DESCRIPTION (provided by applicant): The death domain containing serine/threonine kinase Ripk1 is the core component of TNF-induced signaling complexes mediating NFκB and MAP kinase activation, apoptosis and an alternative form of caspase independent cell death called necroptosis. In unbiased genome wide siRNA screens for regulators of necroptosis, Ripk1, its deubiquitinase Cyld, the related Ripk3 as well as other proteins belonging to the interferon and Toll-like receptor signaling systems were identified. These studies and those using an allosteric Ripk1 kinase inhibitor or Ripk3-deficient mice establish necroptosis as a prominent host defense against viral infection. Necroptosis requires the kinase activities of Ripk1 and Ripk3 but precisely how Rip kinases initiate and execute necroptotic cell death is unknown. We have shown that Ripk1 has additional signaling functions beyond TNF, in nucleic acid sensing pathways mediated by TLR3 and Rig-I. Our preliminary studies additionally implicate Ripk1 in a cytosolic DNA sensing pathway involving Sting, Tbk1 and Irf3. Collectively, these studies predict a central role for Ripk1 in innate anti-viral immunity, however the perinatal lethality associated with a Ripk1-deficiency has precluded in vivo analyses. Goals of the current proposal are to test a requirement for Ripk1 in the anti-viral innate immune response using the conditional Ripk1 mice we have generated. We have also introduced a mutation into the Ripk1 locus that impairs the kinase activity of Ripk1. Our preliminary studies in Ripk1 kinase inactive MEFs and macrophages find these cells protected from TNF- and TLR3-induced necroptosis, respectively. An additional objective of this proposal is to examine the contribution of viral-initiated necroptosis to host defense in these newly engineered Ripk1 kinase inactive mice. In addition to virus-induced injury and inflammation, Rip kinases respond to non-microbial signals called danger-associated molecular patterns (DAMPs) released upon tissue injury. The long-term goal of these studies is to selectively inhibit Rip kinases in sterile inflammation without impairing innate immunity.

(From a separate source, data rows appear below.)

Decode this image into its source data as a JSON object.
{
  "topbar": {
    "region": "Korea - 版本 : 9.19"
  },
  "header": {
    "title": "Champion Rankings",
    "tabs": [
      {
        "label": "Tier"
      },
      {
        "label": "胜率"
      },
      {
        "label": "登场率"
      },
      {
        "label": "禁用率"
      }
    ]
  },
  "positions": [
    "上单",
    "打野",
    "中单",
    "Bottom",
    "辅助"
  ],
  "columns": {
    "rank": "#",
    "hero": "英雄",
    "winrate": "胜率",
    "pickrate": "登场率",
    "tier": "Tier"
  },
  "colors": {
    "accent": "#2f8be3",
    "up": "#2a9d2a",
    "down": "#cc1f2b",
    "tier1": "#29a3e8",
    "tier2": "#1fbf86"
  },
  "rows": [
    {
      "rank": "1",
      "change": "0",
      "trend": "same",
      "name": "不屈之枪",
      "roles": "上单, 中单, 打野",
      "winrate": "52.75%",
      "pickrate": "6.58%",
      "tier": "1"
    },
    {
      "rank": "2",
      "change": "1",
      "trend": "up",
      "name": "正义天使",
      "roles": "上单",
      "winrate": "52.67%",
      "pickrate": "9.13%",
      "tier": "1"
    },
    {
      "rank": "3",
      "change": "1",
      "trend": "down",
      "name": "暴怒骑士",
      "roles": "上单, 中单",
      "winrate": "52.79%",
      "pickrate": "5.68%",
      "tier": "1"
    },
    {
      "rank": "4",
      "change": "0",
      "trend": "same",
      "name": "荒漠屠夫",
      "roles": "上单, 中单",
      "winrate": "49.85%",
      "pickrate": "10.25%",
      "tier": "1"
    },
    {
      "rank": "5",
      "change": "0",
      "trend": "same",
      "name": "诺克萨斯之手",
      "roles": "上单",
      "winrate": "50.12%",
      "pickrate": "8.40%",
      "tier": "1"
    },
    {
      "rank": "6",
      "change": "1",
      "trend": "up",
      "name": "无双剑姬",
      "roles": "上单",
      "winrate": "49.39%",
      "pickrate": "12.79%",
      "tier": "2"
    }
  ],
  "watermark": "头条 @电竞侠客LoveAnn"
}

描述(申请人提供)：包含丝氨酸/苏氨酸激酶Ripk1的死亡结构域是肿瘤坏死因子诱导的信号复合体的核心成分，介导NFκB和MAP激酶的激活、细胞凋亡和另一种形式的caspase非依赖性细胞死亡，称为坏死性下垂。在无偏见的全基因组siRNA筛选中，鉴定了Ripk1、其去泛素酶CyLD、相关的RIPK3以及属于干扰素和Toll样受体信号系统的其他蛋白质。这些研究和使用变构Ripk1激酶抑制剂或RIPK3缺陷小鼠的研究证实，坏死性下垂是抵抗病毒感染的突出宿主防御。坏死性下垂需要Ripk1和RIPK3的激酶活性，但RIPKs如何启动和执行坏死性细胞死亡的确切方式尚不清楚。我们已经证明，在TLR3和RIG-I介导的核酸传感通路中，Ripk1在肿瘤坏死因子之外还具有额外的信号功能。我们的初步研究还发现，Ripk1参与了Sting、Tbk1和IRF3的胞质DNA传感通路。总的来说，这些研究预测了Ripk1在先天抗病毒免疫中的核心作用，然而与Ripk1缺乏相关的围产期致死性排除了活体分析的可能性。当前提案的目标是使用我们培育的条件Ripk1小鼠来测试Ripk1在抗病毒先天免疫反应中的需求。我们还在Ripk1基因座引入了一种突变，该突变会削弱Ripk1的激酶活性。我们在Ripk1激酶失活的MEF和巨噬细胞中的初步研究发现，这些细胞分别受到肿瘤坏死因子和TLR3诱导的坏死性下垂的保护。这项建议的另一个目标是检查病毒引发的坏死性下垂对这些新设计的Ripk1激酶失活小鼠的宿主防御的贡献。除了病毒引起的损伤和炎症，Rip激酶还对组织损伤时释放的称为危险相关分子模式(DAMP)的非微生物信号做出反应。这些研究的长期目标是在不损害天然免疫的情况下，选择性地抑制无菌炎症中的Rip激酶。